Hailing from Sweden, Omrade are a duo that have this interesting of a spacey trip-hop adventure between the Avant-Garde sounds of Ambient, Electronica, Post-Rock, Industrial music in which it has this captivating combination, but with an ominous and haunting atmosphere which is evidential on their debut album, Edari released on the My Kingdom Music label this year.

When I was listening to their debut album, I can hear the sounds of Ulver, Manes, and Gazpacho. And also it reminded me of something that they could have used as if they had done it as a score of David Lynch’s Twin Peaks. It was almost as if they music have added the bits and pieces of the puzzle on what is to come on the characters plot twist as if the series had continued on with more of the who, what, when, and why.

It has the sounds of the futuristic atmosphere and also, dystopian at the same time of what the cities have now become a disturbing scenery and Omrade’s music sets it of where the characters go into. There are moments where its powerful, calming, softer, and eruptive at the same time and not to mention the spoken word elements thrown in.

But, there are four highlights on the album that is worth taken note of. On Satellite and Narrow, which features Asphodel on the vocals, begins with a minor-like piano chords followed by which almost features the sounds of Tuvan throat singing as Asphodel comes in with her vocals that just sends shivers down my spine on the double-tracking vocals as the electronic trip-hop industrial metal sounds come in that knocks the door down with a powerful punch, makes it hypnotic.

Meanwhile, Åben Dør is a strange and twisted track that you can imagine being inside of the mental asylum and hearing the sounds of the patients whimpering, screaming, and screeching out in pain. It’s almost as if Omrade were paying tribute by working with The Residents as if they were going into the Trip Hop section.

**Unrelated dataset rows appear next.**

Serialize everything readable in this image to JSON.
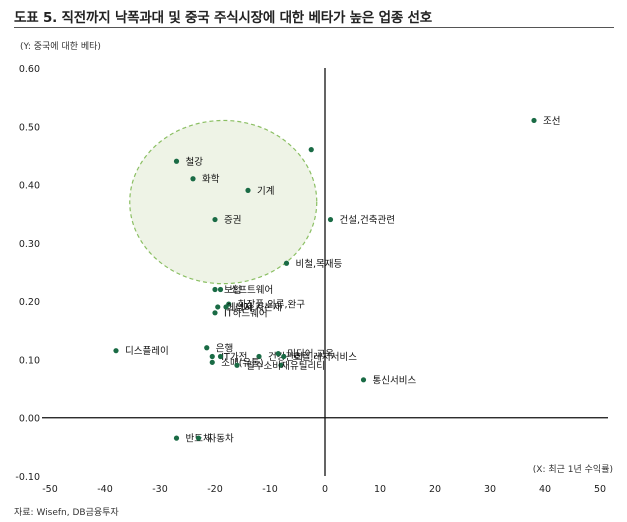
{
  "header": {
    "title": "도표 5. 직전까지 낙폭과대 및 중국 주식시장에 대한 베타가 높은 업종 선호",
    "source": "자료: Wisefn, DB금융투자"
  },
  "chart_data": {
    "type": "scatter",
    "title": "도표 5. 직전까지 낙폭과대 및 중국 주식시장에 대한 베타가 높은 업종 선호",
    "ylabel": "(Y: 중국에 대한 베타)",
    "xlabel": "(X: 최근 1년 수익률)",
    "xlim": [
      -50,
      50
    ],
    "ylim": [
      -0.1,
      0.6
    ],
    "xticks": [
      "-50",
      "-40",
      "-30",
      "-20",
      "-10",
      "0",
      "10",
      "20",
      "30",
      "40",
      "50"
    ],
    "yticks": [
      "-0.10",
      "0.00",
      "0.10",
      "0.20",
      "0.30",
      "0.40",
      "0.50",
      "0.60"
    ],
    "grid": false,
    "colors": {
      "point": "#1a6b45",
      "highlight_fill": "#eef3e6",
      "highlight_stroke": "#8bbf63"
    },
    "highlight_circle": {
      "center_x": -18.5,
      "center_y": 0.37,
      "radius_x": 17,
      "radius_y": 0.14
    },
    "points": [
      {
        "label": "조선",
        "x": 38,
        "y": 0.51
      },
      {
        "label": "철강",
        "x": -27,
        "y": 0.44
      },
      {
        "label": "화학",
        "x": -24,
        "y": 0.41
      },
      {
        "label": "기계",
        "x": -14,
        "y": 0.39
      },
      {
        "label": "",
        "x": -2.5,
        "y": 0.46
      },
      {
        "label": "증권",
        "x": -20,
        "y": 0.34
      },
      {
        "label": "건설,건축관련",
        "x": 1,
        "y": 0.34
      },
      {
        "label": "비철,목재등",
        "x": -7,
        "y": 0.265
      },
      {
        "label": "보험",
        "x": -20,
        "y": 0.22
      },
      {
        "label": "소프트웨어",
        "x": -19,
        "y": 0.22
      },
      {
        "label": "화장품,의류,완구",
        "x": -17.5,
        "y": 0.195
      },
      {
        "label": "에너지",
        "x": -19.5,
        "y": 0.19
      },
      {
        "label": "상사,자본재",
        "x": -18,
        "y": 0.19
      },
      {
        "label": "IT하드웨어",
        "x": -20,
        "y": 0.18
      },
      {
        "label": "디스플레이",
        "x": -38,
        "y": 0.115
      },
      {
        "label": "은행",
        "x": -21.5,
        "y": 0.12
      },
      {
        "label": "IT가전",
        "x": -20.5,
        "y": 0.105
      },
      {
        "label": "",
        "x": -19,
        "y": 0.105
      },
      {
        "label": "건강관리",
        "x": -12,
        "y": 0.105
      },
      {
        "label": "미디어,교육",
        "x": -8.5,
        "y": 0.11
      },
      {
        "label": "호텔,레저서비스",
        "x": -7.5,
        "y": 0.105
      },
      {
        "label": "유틸리티",
        "x": -8,
        "y": 0.09
      },
      {
        "label": "소매(유통)",
        "x": -20.5,
        "y": 0.095
      },
      {
        "label": "필수소비재",
        "x": -16,
        "y": 0.09
      },
      {
        "label": "통신서비스",
        "x": 7,
        "y": 0.065
      },
      {
        "label": "반도체",
        "x": -27,
        "y": -0.035
      },
      {
        "label": "자동차",
        "x": -23,
        "y": -0.035
      }
    ]
  }
}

The opening track Mótsögn starts off with a calming ambient vocalization and ominous introduction. It has calming vocals, blaring trumpet solos and later, a laid-back sax with a jazzy feel, Omrade gives the listener go into the darker side with a moody and an intentional mood to see where they would take the listener into next.

Ottaa Sen in which it closes the album it is perhaps a brilliance of an ascending finale. Synths setting the introduction for a futuristic atmosphere a-la Blade Runner style with a Vangelis touch to it for an introduction. Then it climbs up to the snarling vocals and the electronic Industrial sounds filled with death metal and heading off into the middle-eastern midsection and clean vocals to close the composition to see where the road will go to next.

Edari is not an easy album to listen to from start to finish, but what they duo has done, is they really got something up their sleeves to go into those worlds and they nailed it perfectly to a “T”. It is an interesting combination between Industrial, Avant-Garde, Electronic, and Trip Hop rolled into one and what Omrade have accomplished very well into the sounds of their first album.